Don’t compare anything – prices, standards of hygiene, quality of life, means of transport, nothing! You are not traveling in order to prove that you have a better life than other people – your aim is to find out how other people live, what they can teach you, how they deal with reality and with the extraordinary.

6. Understand that everyone understands you

Even if you don’t speak the language, don’t be afraid: I’ve been in lots of places where I could not communicate with words at all, and I always found support, guidance, useful advice, and even girlfriends. Some people think that if they travel alone, they will set off down the street and be lost for ever.
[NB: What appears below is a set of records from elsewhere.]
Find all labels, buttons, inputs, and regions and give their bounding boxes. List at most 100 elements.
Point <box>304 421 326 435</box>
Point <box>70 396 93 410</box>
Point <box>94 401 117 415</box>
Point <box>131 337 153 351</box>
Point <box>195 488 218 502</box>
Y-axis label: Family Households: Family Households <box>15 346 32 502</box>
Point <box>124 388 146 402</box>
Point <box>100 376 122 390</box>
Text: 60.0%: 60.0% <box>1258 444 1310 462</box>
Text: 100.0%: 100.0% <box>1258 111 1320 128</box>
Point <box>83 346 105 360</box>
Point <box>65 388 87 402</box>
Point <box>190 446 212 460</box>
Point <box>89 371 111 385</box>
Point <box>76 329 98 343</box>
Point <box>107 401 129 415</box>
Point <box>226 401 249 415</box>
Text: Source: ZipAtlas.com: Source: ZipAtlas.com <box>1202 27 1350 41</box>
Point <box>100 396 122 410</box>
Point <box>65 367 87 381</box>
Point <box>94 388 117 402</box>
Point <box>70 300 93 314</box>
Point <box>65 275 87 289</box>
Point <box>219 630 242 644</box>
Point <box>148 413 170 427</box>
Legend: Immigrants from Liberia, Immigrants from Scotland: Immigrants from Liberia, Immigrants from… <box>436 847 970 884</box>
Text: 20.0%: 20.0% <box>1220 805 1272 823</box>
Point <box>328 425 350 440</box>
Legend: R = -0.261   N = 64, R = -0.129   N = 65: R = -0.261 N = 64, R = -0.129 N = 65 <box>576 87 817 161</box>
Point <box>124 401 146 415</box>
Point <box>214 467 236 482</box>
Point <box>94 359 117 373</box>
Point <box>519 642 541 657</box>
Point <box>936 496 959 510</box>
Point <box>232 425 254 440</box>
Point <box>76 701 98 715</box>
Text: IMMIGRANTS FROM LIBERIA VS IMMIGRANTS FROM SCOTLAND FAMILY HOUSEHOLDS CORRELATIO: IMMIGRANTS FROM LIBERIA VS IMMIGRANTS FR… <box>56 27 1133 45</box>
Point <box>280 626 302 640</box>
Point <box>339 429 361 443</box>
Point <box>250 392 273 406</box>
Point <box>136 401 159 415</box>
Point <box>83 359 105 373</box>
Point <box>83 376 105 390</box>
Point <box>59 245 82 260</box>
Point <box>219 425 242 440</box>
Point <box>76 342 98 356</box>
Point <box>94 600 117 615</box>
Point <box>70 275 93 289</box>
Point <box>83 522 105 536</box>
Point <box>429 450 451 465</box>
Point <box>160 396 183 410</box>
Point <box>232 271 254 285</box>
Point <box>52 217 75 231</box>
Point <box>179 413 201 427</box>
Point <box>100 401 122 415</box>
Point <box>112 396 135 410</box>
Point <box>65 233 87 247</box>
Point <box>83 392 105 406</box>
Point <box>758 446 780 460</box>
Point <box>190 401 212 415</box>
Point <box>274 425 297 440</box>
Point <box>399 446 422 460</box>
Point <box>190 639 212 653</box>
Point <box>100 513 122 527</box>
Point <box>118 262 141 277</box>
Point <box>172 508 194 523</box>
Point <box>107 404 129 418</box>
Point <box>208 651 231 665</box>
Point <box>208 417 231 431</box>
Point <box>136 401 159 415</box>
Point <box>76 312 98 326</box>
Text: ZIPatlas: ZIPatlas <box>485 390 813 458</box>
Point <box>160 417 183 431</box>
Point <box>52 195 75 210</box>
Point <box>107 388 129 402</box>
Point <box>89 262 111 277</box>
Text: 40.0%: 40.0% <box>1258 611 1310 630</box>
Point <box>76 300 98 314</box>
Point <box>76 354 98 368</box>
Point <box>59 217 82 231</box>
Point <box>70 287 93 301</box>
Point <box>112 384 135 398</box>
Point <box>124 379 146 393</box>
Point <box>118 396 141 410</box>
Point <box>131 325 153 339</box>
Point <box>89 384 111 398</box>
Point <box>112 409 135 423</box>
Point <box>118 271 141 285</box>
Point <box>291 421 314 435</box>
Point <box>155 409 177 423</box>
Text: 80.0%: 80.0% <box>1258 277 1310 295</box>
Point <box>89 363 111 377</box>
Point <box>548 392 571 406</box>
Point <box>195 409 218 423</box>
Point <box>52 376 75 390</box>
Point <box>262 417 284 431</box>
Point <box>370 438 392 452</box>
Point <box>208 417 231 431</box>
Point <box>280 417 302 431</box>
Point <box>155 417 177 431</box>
Just make sure you have the hotel card in your pocket and – if the worst comes to the worst – flag down a taxi and show the card to the driver.

7. Don’t buy too much

buying too much

Spend your money on things you won’t need to carry: tickets to a good play, restaurants, trips etc. Nowadays, with the global economy and the Internet, you can buy anything you want without having to pay excess baggage.

8. Don’t try to see the world in a month

It is far better to stay in a city for four or five days than to visit five cities in a week. A city is like a capricious woman: she takes time to be seduced and to reveal herself completely.

9. A journey is an adventure

Henry Miller used to say that it is far more important to discover a church that no one else has ever heard of than to go to Rome and feel obliged to visit the Sistine Chapel with two hundred thousand other tourists bellowing in your ear. By all means go to the Sistine Chapel, but wander the streets too, explore alleyways, experience the freedom of looking for something – quite what you don’t know – but which, if you find it, will – you can be sure – change your life.

9 simple hints that can change your traveling experience forever. Nice tips, right?

Then what are you waiting for? Go pack your suitcase! It’s high time to travel in a new way!